There is also task_is_realtime(). But using only rt_task() should work
since it also covers dl_task().

> + struct rt_mutex_base *rtm = &rwb->rtmutex;
> + unsigned long flags;
> +
> + raw_spin_lock_irqsave(&rtm->wait_lock, flags);
> + rwb->waiter_blocked |= 1;
> + raw_spin_unlock_irqrestore(&rtm->wait_lock, flags);
> + }
> +}
> +
> +/* rtmutex->wait_lock must be held. */
> +static void __sched set_writer_blocked(struct rwbase_rt *rwb)
> +{
> + /*
> + * Lowest bit preserved to identify recent rt/dl tasks acquiring
> + * the lock for read so guarantee at least one tick delay.
> + */
> + rwb->waiter_blocked |= (jiffies + 2) & ~1UL;

I'm unsure what |= means in terms of multiple writers. It seems to
extend the wait period and the second writer has none after the first
one leaves.

> +}
> +
> +static bool __sched rwbase_allow_reader_bias(struct rwbase_rt *rwb)
> +{
> + /*
> + * Allow reader bias if a dl or rt task took the lock for read
> + * since the last write unlock. Such tasks should be designed
> + * to avoid heavy writer contention or indefinite starvation.
> + */
> + if (rwb->waiter_blocked & 1)
> + return true;
> +
> + /*
> + * Allow reader bias unless a writer has been blocked for more
> + * than RW_CONTENTION_THRESHOLD jiffies.
> + */
> + return jiffies - rwb->waiter_blocked < RW_CONTENTION_THRESHOLD;

if you set
rwb->waiter_blocked = jiffies + RW_CONTENTION_THRESHOLD

then you could use
time_after(jiffies, waiter->waiter_blocked)

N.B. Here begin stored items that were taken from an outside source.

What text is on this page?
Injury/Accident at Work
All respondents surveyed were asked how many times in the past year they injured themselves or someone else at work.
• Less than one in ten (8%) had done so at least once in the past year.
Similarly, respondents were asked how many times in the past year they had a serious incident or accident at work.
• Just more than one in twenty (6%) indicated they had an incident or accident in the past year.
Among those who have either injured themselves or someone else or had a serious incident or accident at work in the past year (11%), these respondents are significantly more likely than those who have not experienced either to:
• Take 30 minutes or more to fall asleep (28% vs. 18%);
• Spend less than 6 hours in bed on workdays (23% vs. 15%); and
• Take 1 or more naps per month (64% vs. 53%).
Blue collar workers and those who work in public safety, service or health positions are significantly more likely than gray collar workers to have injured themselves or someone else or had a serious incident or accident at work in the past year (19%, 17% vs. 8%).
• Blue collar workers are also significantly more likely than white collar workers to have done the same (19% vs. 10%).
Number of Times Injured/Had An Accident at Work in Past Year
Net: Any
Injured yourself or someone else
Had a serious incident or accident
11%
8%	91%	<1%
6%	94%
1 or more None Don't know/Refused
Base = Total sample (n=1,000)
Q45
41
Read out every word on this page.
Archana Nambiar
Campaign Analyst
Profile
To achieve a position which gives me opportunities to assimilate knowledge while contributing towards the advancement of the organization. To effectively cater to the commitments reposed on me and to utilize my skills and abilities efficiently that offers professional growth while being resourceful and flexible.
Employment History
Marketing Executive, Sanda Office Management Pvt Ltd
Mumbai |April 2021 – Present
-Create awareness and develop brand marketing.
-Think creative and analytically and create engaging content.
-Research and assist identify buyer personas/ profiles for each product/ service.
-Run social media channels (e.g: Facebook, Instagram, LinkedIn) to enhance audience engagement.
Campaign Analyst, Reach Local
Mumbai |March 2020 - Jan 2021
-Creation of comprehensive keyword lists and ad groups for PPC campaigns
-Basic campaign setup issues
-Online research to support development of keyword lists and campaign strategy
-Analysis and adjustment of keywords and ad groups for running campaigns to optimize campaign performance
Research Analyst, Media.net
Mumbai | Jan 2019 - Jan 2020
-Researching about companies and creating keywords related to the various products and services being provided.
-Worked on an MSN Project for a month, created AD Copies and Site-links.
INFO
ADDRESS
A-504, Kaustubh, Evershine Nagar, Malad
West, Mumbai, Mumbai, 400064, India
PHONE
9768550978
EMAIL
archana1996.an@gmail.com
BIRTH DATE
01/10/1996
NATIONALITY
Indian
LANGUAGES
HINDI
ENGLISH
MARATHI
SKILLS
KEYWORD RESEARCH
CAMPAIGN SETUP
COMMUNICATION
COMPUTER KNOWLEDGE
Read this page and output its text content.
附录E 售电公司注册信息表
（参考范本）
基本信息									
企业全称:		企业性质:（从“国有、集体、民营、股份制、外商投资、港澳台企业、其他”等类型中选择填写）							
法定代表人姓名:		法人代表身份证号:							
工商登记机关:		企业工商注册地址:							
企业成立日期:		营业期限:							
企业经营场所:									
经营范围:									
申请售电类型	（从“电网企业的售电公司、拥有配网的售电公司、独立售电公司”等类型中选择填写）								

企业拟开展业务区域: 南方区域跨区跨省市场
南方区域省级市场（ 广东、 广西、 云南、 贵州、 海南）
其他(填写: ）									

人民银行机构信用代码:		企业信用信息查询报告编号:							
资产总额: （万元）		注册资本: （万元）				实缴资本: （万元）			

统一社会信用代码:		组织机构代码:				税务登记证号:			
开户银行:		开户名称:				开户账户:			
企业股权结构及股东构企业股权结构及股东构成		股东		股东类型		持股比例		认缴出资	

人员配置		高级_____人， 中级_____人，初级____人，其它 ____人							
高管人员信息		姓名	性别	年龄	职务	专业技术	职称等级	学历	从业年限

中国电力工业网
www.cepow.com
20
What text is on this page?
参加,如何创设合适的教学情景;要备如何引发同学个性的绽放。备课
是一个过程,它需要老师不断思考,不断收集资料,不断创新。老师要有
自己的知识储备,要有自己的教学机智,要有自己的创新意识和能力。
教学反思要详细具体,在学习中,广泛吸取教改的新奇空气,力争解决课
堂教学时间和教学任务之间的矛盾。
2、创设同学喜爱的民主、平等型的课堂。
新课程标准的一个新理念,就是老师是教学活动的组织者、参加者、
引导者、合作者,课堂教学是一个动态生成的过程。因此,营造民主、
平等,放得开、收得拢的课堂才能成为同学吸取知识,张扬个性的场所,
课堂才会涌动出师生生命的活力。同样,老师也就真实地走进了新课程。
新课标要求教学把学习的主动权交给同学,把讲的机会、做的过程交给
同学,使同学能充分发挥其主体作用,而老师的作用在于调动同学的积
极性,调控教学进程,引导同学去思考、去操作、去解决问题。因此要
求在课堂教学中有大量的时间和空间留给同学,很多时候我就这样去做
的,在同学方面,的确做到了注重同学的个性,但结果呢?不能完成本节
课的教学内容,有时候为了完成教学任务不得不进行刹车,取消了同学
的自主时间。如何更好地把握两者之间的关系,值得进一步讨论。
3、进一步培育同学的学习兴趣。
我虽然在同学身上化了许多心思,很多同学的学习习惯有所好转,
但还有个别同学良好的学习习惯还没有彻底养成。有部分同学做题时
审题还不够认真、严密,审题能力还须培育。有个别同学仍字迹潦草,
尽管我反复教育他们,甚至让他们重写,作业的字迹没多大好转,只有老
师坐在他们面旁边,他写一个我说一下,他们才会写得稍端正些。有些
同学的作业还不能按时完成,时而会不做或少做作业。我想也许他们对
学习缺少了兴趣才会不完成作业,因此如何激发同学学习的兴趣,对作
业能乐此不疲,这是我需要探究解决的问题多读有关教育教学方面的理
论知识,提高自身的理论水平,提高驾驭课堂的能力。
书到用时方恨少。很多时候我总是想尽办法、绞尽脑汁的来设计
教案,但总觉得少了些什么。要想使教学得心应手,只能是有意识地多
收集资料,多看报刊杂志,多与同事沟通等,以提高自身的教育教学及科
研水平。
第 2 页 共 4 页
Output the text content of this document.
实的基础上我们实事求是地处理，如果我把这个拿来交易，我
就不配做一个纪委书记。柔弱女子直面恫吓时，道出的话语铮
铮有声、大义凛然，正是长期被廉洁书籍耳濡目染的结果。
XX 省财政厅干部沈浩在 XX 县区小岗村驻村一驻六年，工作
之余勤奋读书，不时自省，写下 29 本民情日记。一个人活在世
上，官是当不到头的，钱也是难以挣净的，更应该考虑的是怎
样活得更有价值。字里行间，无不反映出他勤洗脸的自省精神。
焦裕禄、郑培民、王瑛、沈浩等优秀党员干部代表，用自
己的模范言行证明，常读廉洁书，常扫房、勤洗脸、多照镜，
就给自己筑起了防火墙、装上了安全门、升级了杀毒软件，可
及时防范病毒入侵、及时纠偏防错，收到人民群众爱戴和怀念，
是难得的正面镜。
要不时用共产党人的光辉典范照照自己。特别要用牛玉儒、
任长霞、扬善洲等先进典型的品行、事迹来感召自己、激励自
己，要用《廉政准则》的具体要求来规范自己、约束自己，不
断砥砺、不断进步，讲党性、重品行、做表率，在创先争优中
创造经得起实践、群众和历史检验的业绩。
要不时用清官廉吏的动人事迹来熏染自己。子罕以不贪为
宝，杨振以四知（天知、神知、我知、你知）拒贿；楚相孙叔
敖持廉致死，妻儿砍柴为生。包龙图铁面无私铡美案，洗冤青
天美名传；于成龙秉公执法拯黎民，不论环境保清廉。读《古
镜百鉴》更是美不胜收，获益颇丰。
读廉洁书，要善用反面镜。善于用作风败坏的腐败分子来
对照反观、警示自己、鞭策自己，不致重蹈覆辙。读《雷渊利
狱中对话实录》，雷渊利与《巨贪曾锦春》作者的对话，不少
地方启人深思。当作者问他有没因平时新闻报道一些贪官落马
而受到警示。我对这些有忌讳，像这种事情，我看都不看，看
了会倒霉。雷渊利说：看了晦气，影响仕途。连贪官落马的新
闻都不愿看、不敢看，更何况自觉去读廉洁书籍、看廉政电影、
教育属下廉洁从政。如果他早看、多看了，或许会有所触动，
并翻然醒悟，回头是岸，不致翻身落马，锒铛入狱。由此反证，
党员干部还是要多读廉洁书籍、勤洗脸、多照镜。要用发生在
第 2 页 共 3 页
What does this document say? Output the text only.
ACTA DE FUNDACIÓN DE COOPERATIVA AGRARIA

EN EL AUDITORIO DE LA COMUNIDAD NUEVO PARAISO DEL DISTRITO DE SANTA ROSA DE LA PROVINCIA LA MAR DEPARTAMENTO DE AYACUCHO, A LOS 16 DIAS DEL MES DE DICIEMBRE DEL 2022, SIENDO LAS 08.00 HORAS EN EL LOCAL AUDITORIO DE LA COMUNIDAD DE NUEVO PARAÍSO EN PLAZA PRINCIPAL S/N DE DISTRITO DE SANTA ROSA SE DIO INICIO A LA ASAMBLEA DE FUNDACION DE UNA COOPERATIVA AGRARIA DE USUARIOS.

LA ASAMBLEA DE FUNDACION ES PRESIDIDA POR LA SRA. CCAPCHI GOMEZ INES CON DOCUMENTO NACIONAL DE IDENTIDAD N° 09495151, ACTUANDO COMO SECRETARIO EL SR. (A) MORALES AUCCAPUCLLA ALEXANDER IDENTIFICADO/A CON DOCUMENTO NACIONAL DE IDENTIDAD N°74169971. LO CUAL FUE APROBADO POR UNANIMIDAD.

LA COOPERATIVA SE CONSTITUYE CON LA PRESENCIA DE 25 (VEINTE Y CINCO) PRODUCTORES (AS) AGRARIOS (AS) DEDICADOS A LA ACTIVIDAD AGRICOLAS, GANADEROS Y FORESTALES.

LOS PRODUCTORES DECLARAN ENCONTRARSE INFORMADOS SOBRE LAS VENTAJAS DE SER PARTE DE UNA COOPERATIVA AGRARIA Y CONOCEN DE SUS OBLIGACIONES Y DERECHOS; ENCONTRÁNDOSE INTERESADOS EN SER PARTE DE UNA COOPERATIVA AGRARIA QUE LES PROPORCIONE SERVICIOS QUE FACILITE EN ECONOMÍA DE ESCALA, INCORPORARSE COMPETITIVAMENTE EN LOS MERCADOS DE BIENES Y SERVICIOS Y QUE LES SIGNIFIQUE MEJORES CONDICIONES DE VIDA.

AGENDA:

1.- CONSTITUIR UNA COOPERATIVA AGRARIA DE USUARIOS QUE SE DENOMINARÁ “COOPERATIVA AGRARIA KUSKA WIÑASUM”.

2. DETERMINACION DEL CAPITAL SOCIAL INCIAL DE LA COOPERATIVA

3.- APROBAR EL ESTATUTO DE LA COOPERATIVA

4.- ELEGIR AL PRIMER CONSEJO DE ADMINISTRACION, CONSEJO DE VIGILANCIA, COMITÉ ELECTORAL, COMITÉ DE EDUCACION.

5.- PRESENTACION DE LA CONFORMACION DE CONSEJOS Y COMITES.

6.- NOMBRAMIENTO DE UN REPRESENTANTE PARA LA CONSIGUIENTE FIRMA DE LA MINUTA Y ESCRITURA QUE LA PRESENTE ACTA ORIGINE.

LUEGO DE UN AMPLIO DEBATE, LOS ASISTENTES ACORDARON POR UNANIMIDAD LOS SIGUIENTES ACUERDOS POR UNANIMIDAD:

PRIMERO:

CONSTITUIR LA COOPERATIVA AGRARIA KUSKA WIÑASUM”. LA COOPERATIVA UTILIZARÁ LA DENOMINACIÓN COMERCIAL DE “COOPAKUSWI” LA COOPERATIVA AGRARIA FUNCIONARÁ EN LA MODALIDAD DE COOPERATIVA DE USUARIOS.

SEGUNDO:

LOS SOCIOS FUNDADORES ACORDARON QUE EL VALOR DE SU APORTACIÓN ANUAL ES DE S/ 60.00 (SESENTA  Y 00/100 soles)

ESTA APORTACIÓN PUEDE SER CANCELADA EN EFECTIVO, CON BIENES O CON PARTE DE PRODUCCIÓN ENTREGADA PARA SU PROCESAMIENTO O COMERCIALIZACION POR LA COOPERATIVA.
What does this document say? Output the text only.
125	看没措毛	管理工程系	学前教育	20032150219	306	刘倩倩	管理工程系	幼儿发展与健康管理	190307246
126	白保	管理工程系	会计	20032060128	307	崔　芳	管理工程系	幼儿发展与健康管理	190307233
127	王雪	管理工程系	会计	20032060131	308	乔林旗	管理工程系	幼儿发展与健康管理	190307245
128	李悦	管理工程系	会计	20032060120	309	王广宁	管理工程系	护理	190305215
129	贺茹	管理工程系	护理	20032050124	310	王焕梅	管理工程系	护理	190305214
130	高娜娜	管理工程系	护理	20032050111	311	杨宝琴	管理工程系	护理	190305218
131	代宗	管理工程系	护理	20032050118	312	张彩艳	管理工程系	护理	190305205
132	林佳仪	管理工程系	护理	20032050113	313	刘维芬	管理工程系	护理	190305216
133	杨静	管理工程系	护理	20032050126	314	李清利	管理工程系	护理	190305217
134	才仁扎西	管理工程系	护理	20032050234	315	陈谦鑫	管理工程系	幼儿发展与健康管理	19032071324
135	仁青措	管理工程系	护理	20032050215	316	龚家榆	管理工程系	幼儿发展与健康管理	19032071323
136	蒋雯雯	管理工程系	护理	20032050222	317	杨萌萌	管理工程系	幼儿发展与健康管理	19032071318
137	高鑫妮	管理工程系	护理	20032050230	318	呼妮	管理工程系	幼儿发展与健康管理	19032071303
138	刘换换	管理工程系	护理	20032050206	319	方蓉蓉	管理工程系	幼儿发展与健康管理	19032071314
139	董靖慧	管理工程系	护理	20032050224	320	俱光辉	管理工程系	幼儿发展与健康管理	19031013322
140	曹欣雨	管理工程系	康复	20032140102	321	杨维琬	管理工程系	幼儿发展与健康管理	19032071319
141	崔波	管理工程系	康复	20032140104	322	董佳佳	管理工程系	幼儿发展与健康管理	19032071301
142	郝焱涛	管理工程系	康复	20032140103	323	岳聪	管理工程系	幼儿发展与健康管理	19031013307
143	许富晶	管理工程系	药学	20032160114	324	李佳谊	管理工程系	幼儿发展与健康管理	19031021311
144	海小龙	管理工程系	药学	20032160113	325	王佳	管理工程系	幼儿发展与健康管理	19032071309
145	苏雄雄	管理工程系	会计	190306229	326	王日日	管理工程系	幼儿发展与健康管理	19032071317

and we could name it timeout. So the first writer sets it and my guess
would be that the each RT reader ignores this delay while every non-RT
tries to acquire the lock unless as long as the timeout did not occur.
Then they back off and wait for one writer to acquire the lock.
I don't know what we do with the possible second writer but I guess
first writer on unlock should reset the timeout for the next writer. So
we have again reader followed by writer.

> +}
> +
> static int __sched __rwbase_read_lock(struct rwbase_rt *rwb,
> unsigned int state)
> {
> @@ -74,9 +133,11 @@ static int __sched __rwbase_read_lock(struct rwbase_rt *rwb,
> raw_spin_lock_irq(&rtm->wait_lock);
> /*
> * Allow readers, as long as the writer has not completely
> - * acquired the semaphore for write.
> + * acquired the semaphore for write and reader bias is still
> + * allowed.
> */
> - if (atomic_read(&rwb->readers) != WRITER_BIAS) {
> + if (atomic_read(&rwb->readers) != WRITER_BIAS &&
> + rwbase_allow_reader_bias(rwb)) {
> atomic_inc(&rwb->readers);
> raw_spin_unlock_irq(&rtm->wait_lock);
> return 0;
> @@ -140,10 +201,18 @@ static int __sched __rwbase_read_lock(struct rwbase_rt *rwb,
> static __always_inline int rwbase_read_lock(struct rwbase_rt *rwb,
> unsigned int state)
> {
> + int ret;
> +
> if (rwbase_read_trylock(rwb))
> - return 0;
> + ret = 0;
> + else
> + ret = __rwbase_read_lock(rwb, state);
> +
> + /* Record if the current task acquiring the lock is a dl/rt task. */
> + if (!ret)
> + update_dlrt_reader(rwb);
>
> - return __rwbase_read_lock(rwb, state);
> + return ret;
> }
>
> static void __sched __rwbase_read_unlock(struct rwbase_rt *rwb,
> @@ -264,12 +333,17 @@ static int __sched rwbase_write_lock(struct rwbase_rt *rwb,
> if (__rwbase_write_trylock(rwb))
> break;
>
> + /* Record first new read/write contention. */
> + set_writer_blocked(rwb);
> +
> raw_spin_unlock_irqrestore(&rtm->wait_lock, flags);
> rwbase_schedule();
> raw_spin_lock_irqsave(&rtm->wait_lock, flags);
>
> set_current_state(state);
> }
> +
> + rwb->waiter_blocked = 0;
> rwbase_restore_current_state();
> trace_contention_end(rwb, 0);
>

Sebastian